Failure to comply with the minimum standards can result in penalties and prosecution. Local authorities can issue Improvement Notices and Prohibition Notices to landlords who breach the minimum standards regulations. An Improvement Notice sets out the works that the landlord must carry out to remedy a breach of the regulations.

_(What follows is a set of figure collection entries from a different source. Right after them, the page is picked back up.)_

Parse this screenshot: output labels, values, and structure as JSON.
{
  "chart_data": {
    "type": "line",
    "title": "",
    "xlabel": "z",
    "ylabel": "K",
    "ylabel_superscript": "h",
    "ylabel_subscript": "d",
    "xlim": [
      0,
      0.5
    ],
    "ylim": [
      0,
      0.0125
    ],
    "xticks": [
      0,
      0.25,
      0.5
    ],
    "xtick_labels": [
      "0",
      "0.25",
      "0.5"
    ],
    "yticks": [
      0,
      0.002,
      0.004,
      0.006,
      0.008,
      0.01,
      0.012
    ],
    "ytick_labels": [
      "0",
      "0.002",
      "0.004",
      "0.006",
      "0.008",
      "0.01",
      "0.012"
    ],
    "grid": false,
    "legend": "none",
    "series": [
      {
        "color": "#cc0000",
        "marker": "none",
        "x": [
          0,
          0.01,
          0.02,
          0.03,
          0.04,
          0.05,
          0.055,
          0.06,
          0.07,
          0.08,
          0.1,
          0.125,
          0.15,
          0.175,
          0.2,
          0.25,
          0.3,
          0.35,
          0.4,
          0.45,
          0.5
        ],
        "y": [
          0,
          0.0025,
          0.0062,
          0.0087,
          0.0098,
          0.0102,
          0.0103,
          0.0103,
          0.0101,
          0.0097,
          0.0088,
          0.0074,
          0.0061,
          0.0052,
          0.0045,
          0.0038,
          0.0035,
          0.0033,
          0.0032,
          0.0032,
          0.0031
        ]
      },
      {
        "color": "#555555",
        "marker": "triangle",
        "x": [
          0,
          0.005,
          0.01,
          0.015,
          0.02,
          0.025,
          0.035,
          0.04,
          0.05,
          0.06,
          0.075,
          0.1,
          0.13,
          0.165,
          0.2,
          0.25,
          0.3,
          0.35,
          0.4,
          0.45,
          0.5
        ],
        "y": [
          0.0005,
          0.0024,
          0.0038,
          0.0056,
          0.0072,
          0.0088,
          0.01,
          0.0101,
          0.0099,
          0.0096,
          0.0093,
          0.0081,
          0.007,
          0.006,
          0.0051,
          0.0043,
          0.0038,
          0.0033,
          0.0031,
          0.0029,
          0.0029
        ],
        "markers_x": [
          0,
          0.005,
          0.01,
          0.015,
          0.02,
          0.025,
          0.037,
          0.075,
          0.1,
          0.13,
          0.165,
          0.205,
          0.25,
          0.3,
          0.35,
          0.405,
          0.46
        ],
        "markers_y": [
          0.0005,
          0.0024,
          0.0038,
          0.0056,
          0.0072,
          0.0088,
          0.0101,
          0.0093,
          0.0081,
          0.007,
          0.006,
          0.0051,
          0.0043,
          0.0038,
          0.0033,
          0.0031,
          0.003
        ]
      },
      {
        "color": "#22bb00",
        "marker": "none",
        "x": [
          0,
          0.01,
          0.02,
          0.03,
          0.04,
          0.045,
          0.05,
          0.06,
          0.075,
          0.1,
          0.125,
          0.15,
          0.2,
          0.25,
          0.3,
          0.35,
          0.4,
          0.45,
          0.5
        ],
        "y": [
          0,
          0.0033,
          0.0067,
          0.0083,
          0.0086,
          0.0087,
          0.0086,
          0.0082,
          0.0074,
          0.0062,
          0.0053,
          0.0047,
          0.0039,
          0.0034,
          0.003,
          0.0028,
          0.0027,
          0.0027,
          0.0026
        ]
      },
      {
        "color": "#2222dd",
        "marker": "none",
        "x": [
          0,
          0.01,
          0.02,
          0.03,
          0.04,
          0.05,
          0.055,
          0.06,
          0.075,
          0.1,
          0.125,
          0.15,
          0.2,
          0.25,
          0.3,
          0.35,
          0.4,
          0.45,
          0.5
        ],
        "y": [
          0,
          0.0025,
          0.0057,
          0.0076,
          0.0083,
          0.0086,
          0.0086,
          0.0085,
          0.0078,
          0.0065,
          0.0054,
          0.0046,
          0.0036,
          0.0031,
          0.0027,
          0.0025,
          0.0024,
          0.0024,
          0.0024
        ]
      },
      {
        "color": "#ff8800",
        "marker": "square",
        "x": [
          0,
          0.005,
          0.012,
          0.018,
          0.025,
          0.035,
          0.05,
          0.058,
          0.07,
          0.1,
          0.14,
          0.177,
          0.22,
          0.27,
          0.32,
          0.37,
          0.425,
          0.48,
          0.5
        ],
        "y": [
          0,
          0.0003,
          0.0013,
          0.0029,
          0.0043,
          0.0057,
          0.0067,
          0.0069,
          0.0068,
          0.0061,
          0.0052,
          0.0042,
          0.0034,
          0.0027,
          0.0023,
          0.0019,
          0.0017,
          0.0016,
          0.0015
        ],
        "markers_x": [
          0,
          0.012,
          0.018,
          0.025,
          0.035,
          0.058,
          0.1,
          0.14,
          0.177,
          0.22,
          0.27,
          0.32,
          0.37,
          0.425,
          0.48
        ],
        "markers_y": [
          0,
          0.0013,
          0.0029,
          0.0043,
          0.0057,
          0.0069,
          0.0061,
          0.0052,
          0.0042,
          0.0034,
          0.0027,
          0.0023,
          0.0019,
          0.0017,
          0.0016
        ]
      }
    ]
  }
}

In the case of a Prohibition Notice being enforced, a local authority may provide, or continue to provide, HAP in respect of that property for a period of 13 weeks, to enable the household to find an alternative dwelling.

EU Directives

Questions (1935)

Seán Fleming

Question:

1935. Deputy Sean Fleming asked the Minister for Housing, Planning and Local Government if his attention has been drawn to discussions at EU level regarding the potential partial liberalisation of the water market; and if he will make a statement on the matter. [34947/19]

View answer

Written answers (Question to Housing)

My Department is not aware of any particular policy proposals at EU level relating to the issue referred to. There is currently a proposal to recast the Directive of the European Parliament and of the Council on the quality of water intended for human consumption, known as the Drinking Water Directive. While the proposed recast Directive makes provision for greater information to be published on the cost, efficiency and quality of water supplies it does not contain proposals in relation to liberalisation of the water market. My Department continues to update the Joint Oireachtas Committee on Housing, Planning and Local Government on the progress of this proposed Directive.